A world-first research centre exclusively focused on tackling the childhood obesity epidemic will launch this week at the University of Sydney's Charles Perkins Centre (CPC).
Globally renowned experts from seven universities across Australia, New Zealand and the UK will join forces through the new Centre of Research Excellence in the Early Prevention of Obesity in Childhood, to be housed at the CPC.
The new NHMRC-funded Centre will pursue cutting-edge research into the prevention of obesity in childhood, examining the crucial early years of life to better understand the importance of good nutrition, exercise and the effects of screen time in children aged zero to five.
"Currently one in five children in Australia is already affected by overweight or obesity by the time they start school. By just focusing on intervening at primary school level, it's already too late," said Director of the Centre Professor Louise Baur from Sydney Medical School.
"The first few years of life are really vital for establishing patterns for good health, wellbeing and happiness across the lifespan."
Significant changes in our broader environment have made it harder for children to eat well and be as active as they might have been a generation ago.
"We know that behaviours that are really important for lifelong health and wellbeing – eating well, being active and sleeping patterns – are all established in early childhood. Intervening early and knowing how best to support parents in this crucial phase is essential in raising healthy children."
For the first time, leading researchers will share data from existing trials – including from the first worldwide randomised trials into childhood obesity prevention – to help develop new methods and tools to monitor obesity-related behaviours in young children.

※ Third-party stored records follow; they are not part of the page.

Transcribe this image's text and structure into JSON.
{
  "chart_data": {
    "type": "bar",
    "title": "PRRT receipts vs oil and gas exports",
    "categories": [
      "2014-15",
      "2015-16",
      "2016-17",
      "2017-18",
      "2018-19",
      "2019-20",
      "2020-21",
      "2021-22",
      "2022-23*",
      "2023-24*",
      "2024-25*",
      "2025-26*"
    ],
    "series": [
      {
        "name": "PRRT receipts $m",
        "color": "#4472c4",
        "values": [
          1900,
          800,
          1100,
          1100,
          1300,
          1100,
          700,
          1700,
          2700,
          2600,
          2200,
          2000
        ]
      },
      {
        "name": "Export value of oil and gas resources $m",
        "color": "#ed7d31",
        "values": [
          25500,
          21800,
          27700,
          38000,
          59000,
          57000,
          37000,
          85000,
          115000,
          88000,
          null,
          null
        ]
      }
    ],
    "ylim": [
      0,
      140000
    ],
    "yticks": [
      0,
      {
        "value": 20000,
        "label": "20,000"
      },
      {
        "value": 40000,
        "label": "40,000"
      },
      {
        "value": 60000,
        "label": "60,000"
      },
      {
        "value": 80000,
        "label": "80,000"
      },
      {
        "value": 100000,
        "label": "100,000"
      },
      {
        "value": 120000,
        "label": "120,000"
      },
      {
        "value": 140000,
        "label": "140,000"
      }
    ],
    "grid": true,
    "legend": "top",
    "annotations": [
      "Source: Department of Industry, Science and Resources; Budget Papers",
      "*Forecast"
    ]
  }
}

The $2.5 million Centre, which is funded until 2020, will bring together specialists from a variety of disciplines including paediatricians, dietitians, health experts, economists and exercise physiologists, bringing a multidisciplinary approach to the complex childhood obesity problem.
"It's currently very difficult to measure at the population level the kinds of activities young children are engaged in: what they are eating, how much they're exercising, how much screen time they're exposed to and the amount they are sleeping," said Professor Baur.
"This information provides vital clues for policymakers and health practitioners, helping them to devise more effective public interventions on wide-ranging issues related to childhood obesity, from improving babies' sleeping patterns to decreasing the amount of screen time."
Another aim of the research group is to assess the economic impacts of good health and nutrition in early life and the flow-on effects into adulthood.
"Very few obesity preventions in early childhood have been subjected to economic evaluation, and yet information on cost-effectiveness, equity, affordability and sustainability are all vital to decisions about program implementation," said Professor Baur.
"This Centre will make a substantial contribution to ending the burden of childhood obesity in Australia and internationally by addressing these significant knowledge gaps, and will help to translate world-leading research into effective and targeted policy programs to reverse the concerning upward trends in childhood obesity."